What inspired you to write this book? An idea, some anecdote, a dream or something else?
I saw a Tumblr post when I was younger that pretty much said, “what if when you turned 18 you were given this half-heart necklace and your soulmate had the other half, so you had to go on this epic journey to find them?” That really struck me as interesting, and I said, “what if we took that, but made it dark and twisted?” So then I kind of reversed the concept and made it, “your soulmate is already in this town, and the government will tell you who it is by matching up your half-heart necklaces,” which is what prompts my characters to run away. Throw in a resistance military, old family secrets, and the journey of self-discovery, and now you have Match!
How long did it take you to write this particular book?
I started writing Match when I was about 13 and decided to publish right after I turned 20. So technically 7 years, but I would take time away from it to work on other projects or just focus on school (usually work on other projects, like the sequel).
What are your writing ambitions? Where do you see yourself 5 years from today?
I would love to publish Match and its two sequels, and then maybe get more into poetry or general YA. I also plan to go on a lot of adventures in the near future, doing some long-distance hiking, working outdoorsy jobs, etc. I would love to eventually publish a memoir of all of my adventures. In 5 years, I see myself getting ready to settle down somewhere in the Adirondacks, or maybe out in the western U.S. if I find somewhere that captures my heart just as much.
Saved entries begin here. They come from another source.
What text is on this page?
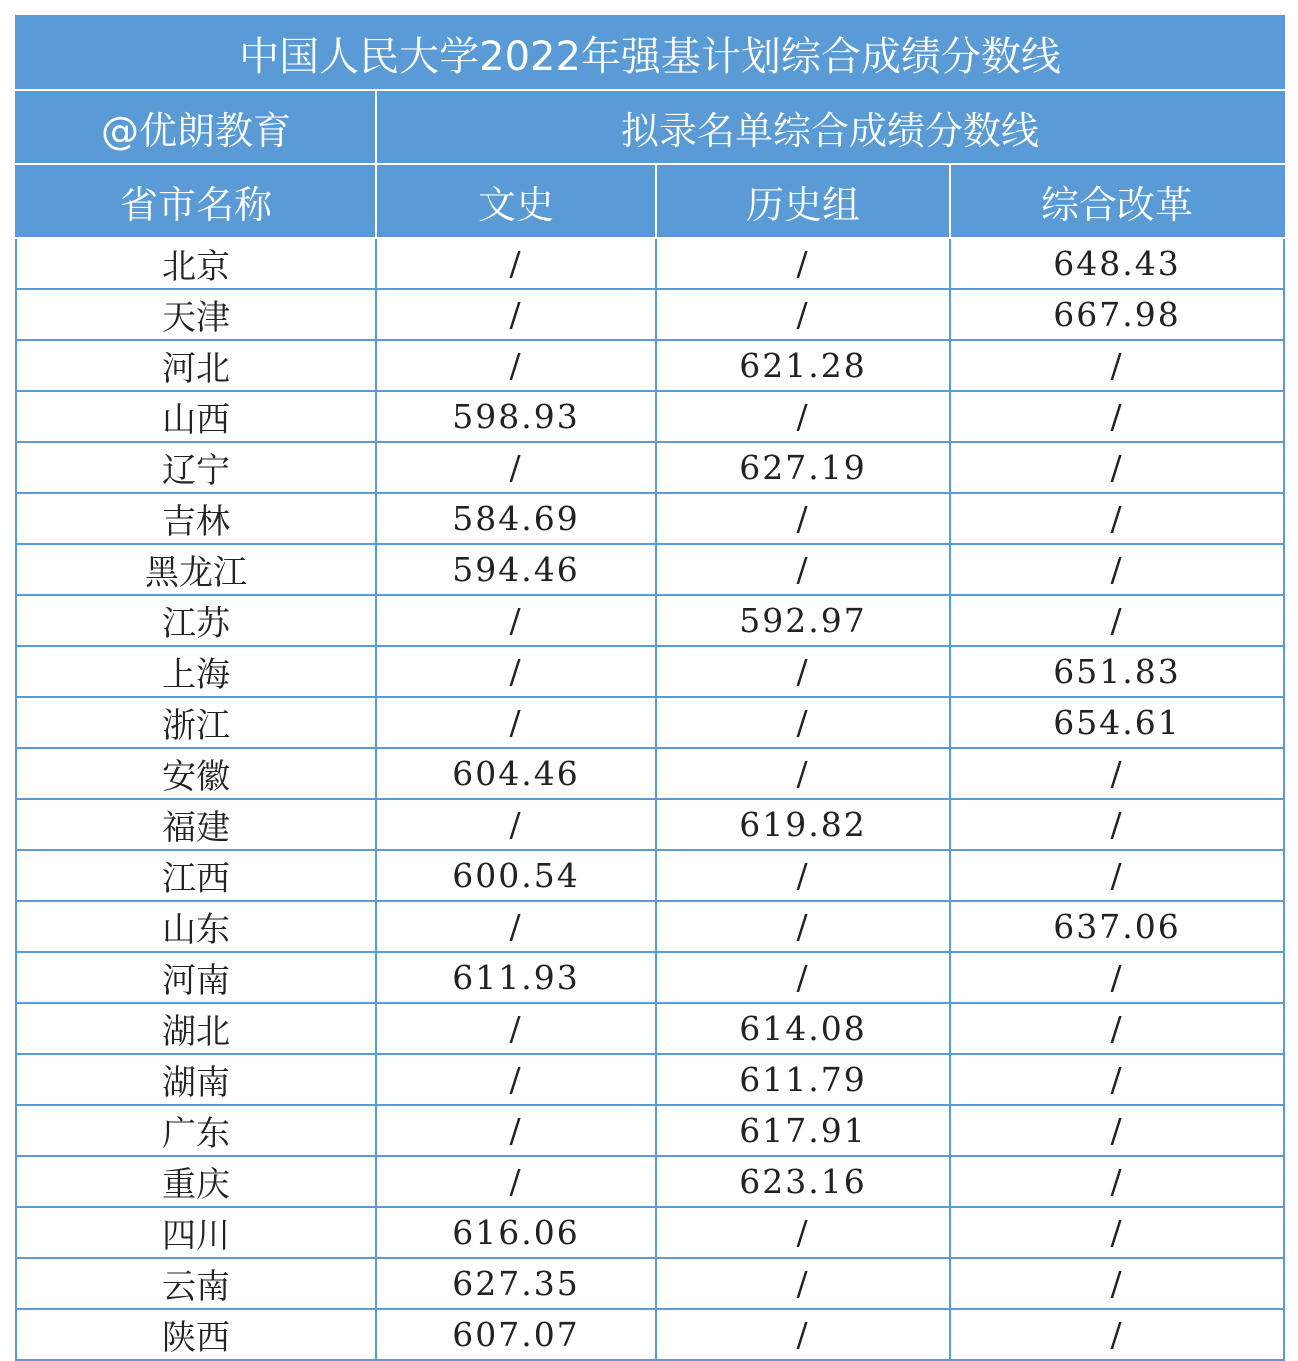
中国人民大学2022年强基计划综合成绩分数线			
@优朗教育	拟录名单综合成绩分数线		
省市名称	文史	历史组	综合改革
北京	/	/	648.43
天津	/	/	667.98
河北	/	621.28	/
山西	598.93	/	/
辽宁	/	627.19	/
吉林	584.69	/	/
黑龙江	594.46	/	/
江苏	/	592.97	/
上海	/	/	651.83
浙江	/	/	654.61
安徽	604.46	/	/
福建	/	619.82	/
江西	600.54	/	/
山东	/	/	637.06
河南	611.93	/	/
湖北	/	614.08	/
湖南	/	611.79	/
广东	/	617.91	/
重庆	/	623.16	/
四川	616.06	/	/
云南	627.35	/	/
陕西	607.07	/	/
I’ve got lots of exploring to do before then, though!
Are you working on any other stories presently?
I’m currently working on the sequels to Match, which are called Spark and Burn. Spark is narrated from Chris’s point of view, which is a really interesting adjustment to make. A lot of Katie’s narration is how my inner monologue sounds, so I have to be very careful and deliberately switch it up for Chris. Burn is from Katie’s point of view again, so it feels more natural to me, which is why Spark is currently getting a lot more of my attention.
Why have you chosen this genre? Or do you write in multiple genres?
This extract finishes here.